Despite their differences, a common view shared by supporters of both organic agriculture and genetic engineering is that pesticide usage is inherently bad. It’s seen as a necessary evil, with a goal of sustainable agriculture being to minimize and ultimately eliminate pesticide usage.

A Solution in Search of a Problem

UK environmentalist, Mark Lynas, who I admire a great deal, stated in a recent talk, “let’s get serious about getting crop protection chemicals out of farming.”  He’s not unique in equating sustainability with ‘pesticide free.’

But when you search deeper, the rationale for a goal of elimination seems vague and weak.

Yes, there are and will always be risks with pesticide usage, risks that are larger where reasonable precautions are not taken to minimize human exposure (too common, I’m told, in many developing countries). Off-target pesticide drift is also an issue. Farmers and other pesticide users too often apply pesticides prophylacticly rather than in response to specific threats. Better means of predicting need are required. Finally pesticides cost farmers money and require the use of some energy for their production and transport to users.

Risks to health and environment with pesticide usage must be balanced against the often-larger risks associated with pests and pest-induced toxins in food which pesticides help control.

Alternatives to pesticides also have notable downsides for both health and ecology. Take soil cultivation as an example. It causes the more rapid oxidation (breakdown) of soil organic matter, renders soils more vulnerable to water and wind erosion and can be devastating to soil organisms. Pests adapt to cultural controls just as with pesticide usage and plant breeding.

Soil tillage means more soil erosion.

Everything we do in agriculture involves a balance among competing needs for food productivity, environmental integrity, and the ability of farmers to earn a living.

A reduction in pesticide usage in agriculture makes sense where effective alternative controls are available at affordable cost, and where the health and environmental risks of the alternatives are less than that of the chemicals they replace.

But reduction is not the same as elimination.

A recent Bloomberg news article about some entrepreneurs developing robotic weeders is telling: “After months of research [with robots on non-chemical weed control] they faced a disappointing truth: There was no way around herbicides….Their challenge became applying the chemicals with precision.”

The nature of pesticides will likely change. New approaches show great promise, such as ‘RNA interference’ which involves the use of compounds designed to block the action of specific genes and the enzymes they code for in specific pest organisms and/or crop plants.

But even as these are introduced, the pests will inevitably evolve to develop resistance, just as occurs with plant breeding and more traditional pesticides.

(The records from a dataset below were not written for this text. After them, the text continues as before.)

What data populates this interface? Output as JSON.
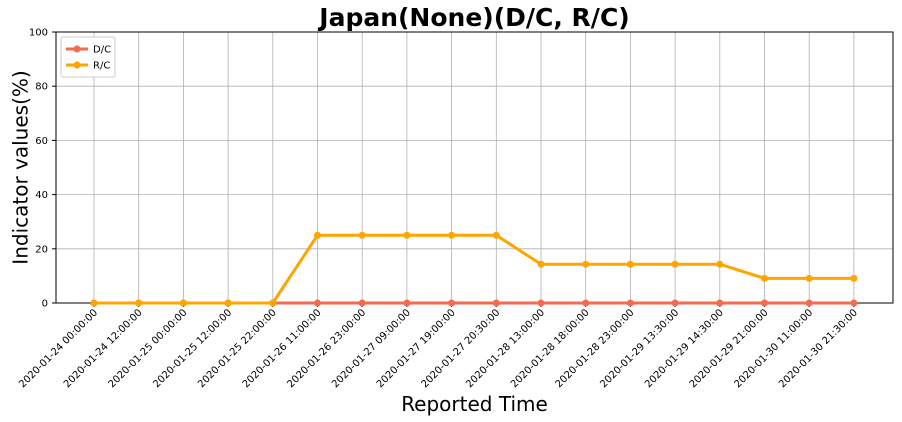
{
  "chart_data": {
    "type": "line",
    "title": "Japan(None)(D/C, R/C)",
    "xlabel": "Reported Time",
    "ylabel": "Indicator values(%)",
    "ylim": [
      0,
      100
    ],
    "yticks": [
      "0",
      "20",
      "40",
      "60",
      "80",
      "100"
    ],
    "grid": true,
    "legend_position": "top-left",
    "categories": [
      "2020-01-24 00:00:00",
      "2020-01-24 12:00:00",
      "2020-01-25 00:00:00",
      "2020-01-25 12:00:00",
      "2020-01-25 22:00:00",
      "2020-01-26 11:00:00",
      "2020-01-26 23:00:00",
      "2020-01-27 09:00:00",
      "2020-01-27 19:00:00",
      "2020-01-27 20:30:00",
      "2020-01-28 13:00:00",
      "2020-01-28 18:00:00",
      "2020-01-28 23:00:00",
      "2020-01-29 13:30:00",
      "2020-01-29 14:30:00",
      "2020-01-29 21:00:00",
      "2020-01-30 11:00:00",
      "2020-01-30 21:30:00"
    ],
    "series": [
      {
        "name": "D/C",
        "color": "#f46b4e",
        "values": [
          0,
          0,
          0,
          0,
          0,
          0,
          0,
          0,
          0,
          0,
          0,
          0,
          0,
          0,
          0,
          0,
          0,
          0
        ]
      },
      {
        "name": "R/C",
        "color": "#ffa500",
        "values": [
          0,
          0,
          0,
          0,
          0,
          25,
          25,
          25,
          25,
          25,
          14.3,
          14.3,
          14.3,
          14.3,
          14.3,
          9.1,
          9.1,
          9.1
        ]
      }
    ]
  }
}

So it comes down to the subtle but important distinction between low and no pesticide usage. Reductions in pesticide usage are to be applauded where possible and net beneficial, but hopes for a total elimination of all pesticide usage in crop/food production are not realistic – at least with technologies now available or on the horizon.

This assumes of course that the goal truly is sustainable agriculture – and sustainable in the sense that agricultural technology must continually evolve and improve to address ever-changing needs and pest threats.

Of course, if the goal is pesticide elimination per se regardless of sustainability, then I suppose pesticide elimination makes sense. (Just make sure you don’t eliminate DEET-based mosquito repellents, Lysol® use in bathrooms, or common pesticides used for flea control on pets and head lice on children; insert emoji for irony here.)

It would not be possible to feed 7.6 billion people today without pesticides – let alone the 9-10 billion expected by 2050. So as well as being cautious and sparing in pesticide usage, let’s also give them some praise. Let’s thank pesticides for what they have contributed to human well-being for so many years, and will in decades to come.

And let’s stop assuming that complete pesticide elimination is a laudable and realistic goal – for it is neither.